In the semiconductor device shown in FIG. 3, sample Nos. 2 attached, -65 ℃ ~ +150
A heat cycle test at ℃ was performed. As a result, H after the test
e Leak amount in the leak test is 10 ^-8 atm · cc / se
No defects such as cracking, cracking, and deformation were observed at the interface of the clad and at the bonding interface with the semiconductor element and other constituent materials.

[Brief description of drawings]

FIG. 1 is a perspective view schematically showing a structure of a heat dissipation board for a semiconductor device according to an embodiment of the present invention.

FIG. 2 is a cross-sectional view schematically showing a configuration of a semiconductor device using a heat dissipation substrate for a semiconductor device according to an embodiment of the present invention.

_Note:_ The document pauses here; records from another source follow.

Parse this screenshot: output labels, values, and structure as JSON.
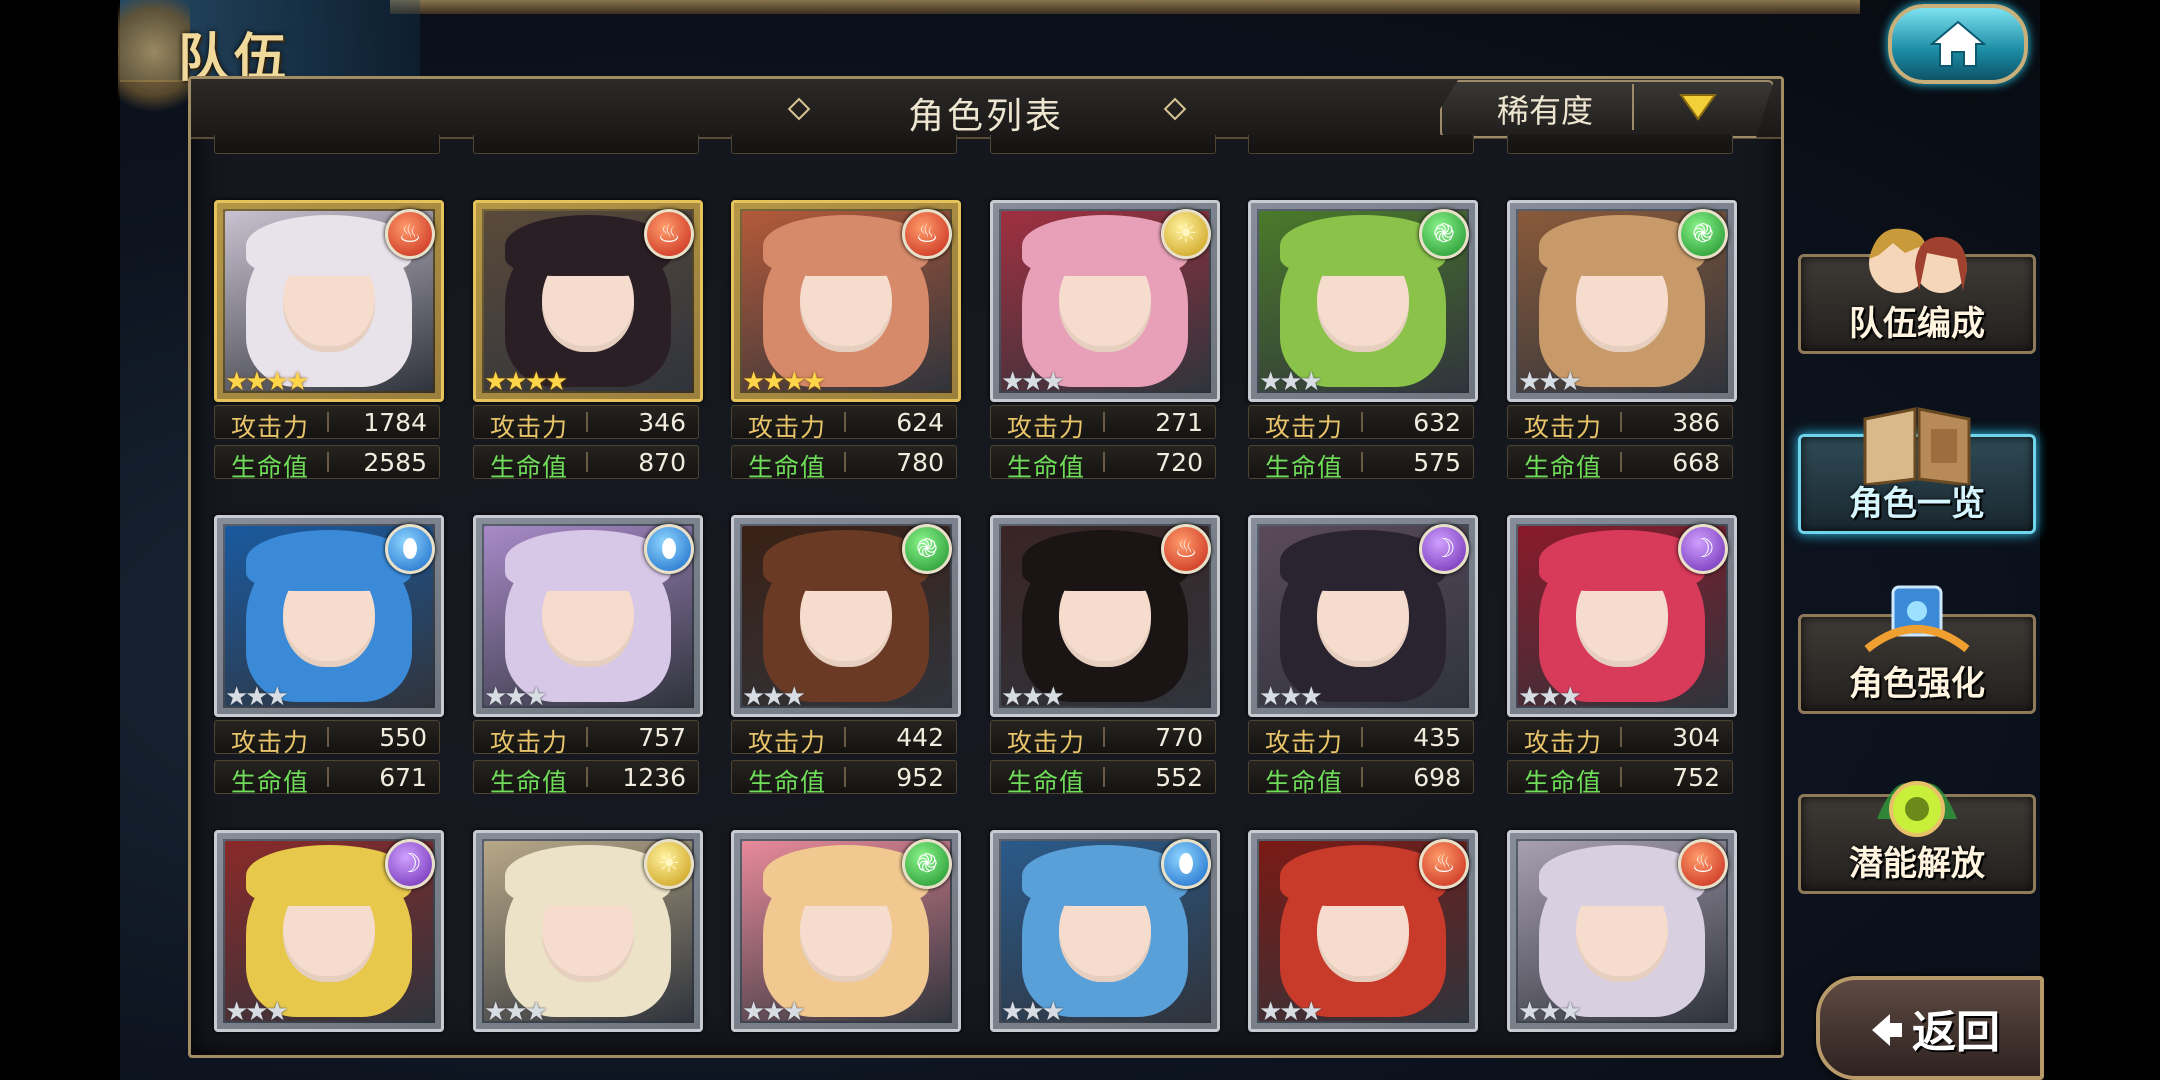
{
  "header": {
    "team_title": "队伍",
    "home_icon": "home-icon"
  },
  "panel": {
    "title": "角色列表",
    "sort_label": "稀有度",
    "sort_icon": "triangle-down-icon"
  },
  "stat_labels": {
    "attack": "攻击力",
    "hp": "生命值"
  },
  "characters": [
    {
      "element": "fire",
      "rarity": 4,
      "attack": "1784",
      "hp": "2585"
    },
    {
      "element": "fire",
      "rarity": 4,
      "attack": "346",
      "hp": "870"
    },
    {
      "element": "fire",
      "rarity": 4,
      "attack": "624",
      "hp": "780"
    },
    {
      "element": "light",
      "rarity": 3,
      "attack": "271",
      "hp": "720"
    },
    {
      "element": "wind",
      "rarity": 3,
      "attack": "632",
      "hp": "575"
    },
    {
      "element": "wind",
      "rarity": 3,
      "attack": "386",
      "hp": "668"
    },
    {
      "element": "water",
      "rarity": 3,
      "attack": "550",
      "hp": "671"
    },
    {
      "element": "water",
      "rarity": 3,
      "attack": "757",
      "hp": "1236"
    },
    {
      "element": "wind",
      "rarity": 3,
      "attack": "442",
      "hp": "952"
    },
    {
      "element": "fire",
      "rarity": 3,
      "attack": "770",
      "hp": "552"
    },
    {
      "element": "dark",
      "rarity": 3,
      "attack": "435",
      "hp": "698"
    },
    {
      "element": "dark",
      "rarity": 3,
      "attack": "304",
      "hp": "752"
    },
    {
      "element": "dark",
      "rarity": 3
    },
    {
      "element": "light",
      "rarity": 3
    },
    {
      "element": "wind",
      "rarity": 3
    },
    {
      "element": "water",
      "rarity": 3
    },
    {
      "element": "fire",
      "rarity": 3
    },
    {
      "element": "fire",
      "rarity": 3
    }
  ],
  "nav": {
    "team_formation": "队伍编成",
    "character_list": "角色一览",
    "character_enhance": "角色强化",
    "potential_release": "潜能解放"
  },
  "back_label": "返回",
  "colors": {
    "gold_frame": "#e6c35a",
    "silver_frame": "#c8ccd2",
    "attack_label": "#e8c46a",
    "hp_label": "#6fdc5a",
    "active_nav_glow": "#2ec6f0"
  }
}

FIG. 3 C. M. C. C. showing that the Mo layer had an uneven thickness. M. C. It is sectional drawing which shows the structure of.

[Explanation of symbols]

 DESCRIPTION OF SYMBOLS 1 Base material 2a, 2b Composite material 10 Heat dissipation board for semiconductor device

 ─────────────────────────────────────────────────── ─── Continuation of the front page (72) Inventor Yoshiyuki Sakagami 1-1-1 Kunyokita, Itami City, Hyogo Prefecture Sumitomo Electric Industries, Ltd. Itami Works

Claims (4)

[Claims] 1. A heat dissipation substrate for a semiconductor device for mounting or holding a semiconductor element, comprising: a group consisting of a tungsten-copper alloy and a molybdenum-copper alloy, having one and the other main surfaces facing each other. A first member made of at least one selected metal material; and a second member made of a metal material containing copper as a main material, which is joined to one and the other main surfaces of the first member. Also, a heat dissipation board for semiconductor devices. 2. The heat dissipation substrate for a semiconductor device according to claim 1, wherein the semiconductor material forming the semiconductor element contains one of silicon and gallium arsenide. 3. A method of manufacturing a heat dissipation board for a semiconductor device for mounting or holding a semiconductor element, comprising a metal material of at least one selected from the group consisting of a tungsten-copper alloy and a molybdenum-copper alloy. A heat dissipation board for a semiconductor device in which a second member made of a metal material containing copper as a main material is bonded to one and the other of the main surfaces of the first member facing each other by either a hot uniaxial working method or a rolling method. Manufacturing method. 4. The method of manufacturing a heat dissipation board for a semiconductor device according to claim 3, wherein the first member is formed by either an infiltration method or a sintering method.